Description
This course is meant for students as a hands-on experience for solving business problems in the fields of sales, marketing, and business operations by applying statistical analysis and data mining techniques.
We will be using R to handle the case studies. Before the first lecture, please, download R https://cran.r-project.org/ and RStudio https://www.rstudio.com/.
Schedule
- Mondays 10:15-13:45, Liivi 4-105
Consultation hours
- Tuesdays 10.30-12.30, Liivi 2-119
Exams
- 07.06.2018, 10:15-13:15, room: Juhan Liivi 4, 105
- 11.06.2018, 10:15-13:15, room: Juhan Liivi 4, 105
Organization of the course
Each lecture is 4 academic hours, where in the first 2 hours we learn and discuss the problem, relevant techniques, and solutions, while the next 2 hours are practical, where we solve the case studies. The homework will be mostly the continuation of the provided cases. For homeworks, you can work in a pair or individually. In each class, you will also be ask 1) quiz questions (based on the material being discussed in the class) and 2) class assignments (questions based on a previous class), which will 5 point each. Each student will be picked randomly and each student will get 2 turns in the whole semester.

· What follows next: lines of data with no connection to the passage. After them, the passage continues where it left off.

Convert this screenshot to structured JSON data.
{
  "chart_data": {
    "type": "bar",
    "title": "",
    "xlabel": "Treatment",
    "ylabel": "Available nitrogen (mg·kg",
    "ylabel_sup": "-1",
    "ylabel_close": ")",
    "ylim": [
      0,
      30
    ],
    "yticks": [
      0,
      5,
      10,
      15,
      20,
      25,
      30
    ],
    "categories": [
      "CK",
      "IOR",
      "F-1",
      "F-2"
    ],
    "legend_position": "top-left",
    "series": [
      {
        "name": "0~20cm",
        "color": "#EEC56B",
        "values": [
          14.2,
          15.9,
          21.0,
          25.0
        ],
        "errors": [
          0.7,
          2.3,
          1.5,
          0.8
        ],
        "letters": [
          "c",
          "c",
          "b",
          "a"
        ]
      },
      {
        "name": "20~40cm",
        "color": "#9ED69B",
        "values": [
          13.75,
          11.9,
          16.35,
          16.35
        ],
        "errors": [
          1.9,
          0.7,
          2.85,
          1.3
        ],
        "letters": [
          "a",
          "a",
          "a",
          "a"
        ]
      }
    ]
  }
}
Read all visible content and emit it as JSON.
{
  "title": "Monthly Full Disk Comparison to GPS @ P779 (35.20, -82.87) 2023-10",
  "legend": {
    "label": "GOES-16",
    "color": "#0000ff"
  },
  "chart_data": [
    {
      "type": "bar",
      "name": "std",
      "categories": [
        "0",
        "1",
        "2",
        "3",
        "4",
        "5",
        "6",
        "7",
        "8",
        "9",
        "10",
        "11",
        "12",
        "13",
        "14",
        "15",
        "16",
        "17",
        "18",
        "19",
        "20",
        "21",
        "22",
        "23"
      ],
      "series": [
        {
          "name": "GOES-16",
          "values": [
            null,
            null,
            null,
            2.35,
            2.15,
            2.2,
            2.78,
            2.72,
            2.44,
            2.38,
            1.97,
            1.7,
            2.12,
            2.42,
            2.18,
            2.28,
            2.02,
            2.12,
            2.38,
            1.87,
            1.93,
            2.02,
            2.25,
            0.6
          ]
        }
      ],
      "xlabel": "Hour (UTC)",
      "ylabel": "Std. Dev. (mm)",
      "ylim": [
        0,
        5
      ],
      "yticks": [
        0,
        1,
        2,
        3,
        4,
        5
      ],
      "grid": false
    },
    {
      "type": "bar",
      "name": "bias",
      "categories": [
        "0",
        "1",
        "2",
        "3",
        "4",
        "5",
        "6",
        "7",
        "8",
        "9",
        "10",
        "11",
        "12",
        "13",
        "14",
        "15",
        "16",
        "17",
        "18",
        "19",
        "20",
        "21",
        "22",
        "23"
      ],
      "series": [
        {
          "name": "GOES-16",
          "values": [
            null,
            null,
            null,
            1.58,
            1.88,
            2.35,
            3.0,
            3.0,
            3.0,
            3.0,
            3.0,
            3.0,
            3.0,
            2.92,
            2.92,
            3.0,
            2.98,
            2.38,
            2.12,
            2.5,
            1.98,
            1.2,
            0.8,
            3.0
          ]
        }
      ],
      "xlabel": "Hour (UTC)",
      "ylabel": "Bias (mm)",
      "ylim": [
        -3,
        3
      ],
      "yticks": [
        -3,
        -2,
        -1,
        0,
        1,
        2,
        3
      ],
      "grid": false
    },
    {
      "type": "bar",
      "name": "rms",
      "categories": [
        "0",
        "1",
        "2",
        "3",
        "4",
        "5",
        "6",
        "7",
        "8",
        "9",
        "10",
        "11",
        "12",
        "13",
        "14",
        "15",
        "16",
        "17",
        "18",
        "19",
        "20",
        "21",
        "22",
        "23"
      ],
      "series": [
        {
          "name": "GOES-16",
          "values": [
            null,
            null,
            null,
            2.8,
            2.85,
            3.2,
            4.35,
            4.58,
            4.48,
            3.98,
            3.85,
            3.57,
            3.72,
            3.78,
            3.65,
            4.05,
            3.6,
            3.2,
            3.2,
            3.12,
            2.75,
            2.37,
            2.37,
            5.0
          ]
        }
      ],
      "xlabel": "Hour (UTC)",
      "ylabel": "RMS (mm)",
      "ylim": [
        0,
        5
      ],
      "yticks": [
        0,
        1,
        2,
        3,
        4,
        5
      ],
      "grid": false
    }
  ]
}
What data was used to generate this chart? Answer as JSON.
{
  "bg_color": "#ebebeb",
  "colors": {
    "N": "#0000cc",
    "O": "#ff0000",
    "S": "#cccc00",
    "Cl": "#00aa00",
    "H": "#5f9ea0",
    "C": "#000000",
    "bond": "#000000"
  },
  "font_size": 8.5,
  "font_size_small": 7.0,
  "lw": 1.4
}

Final exam will be of 50 marks, out of which you must score atleast 20 marks to clear the course (irrespective of your score in homeworks + quizes + class assignments).
Organizers of the course
Marlon Dumas will give the last lecture on Business Process Mining, while Rajesh Sharma will handle the rest of the course.
For any questions please send an email: rajesh.sharma@ut.ee
Acknowledgment
This course has been developed with the support of the SoBigData Research Infrastructure funded by the European Commision's H2020 Framework Programme.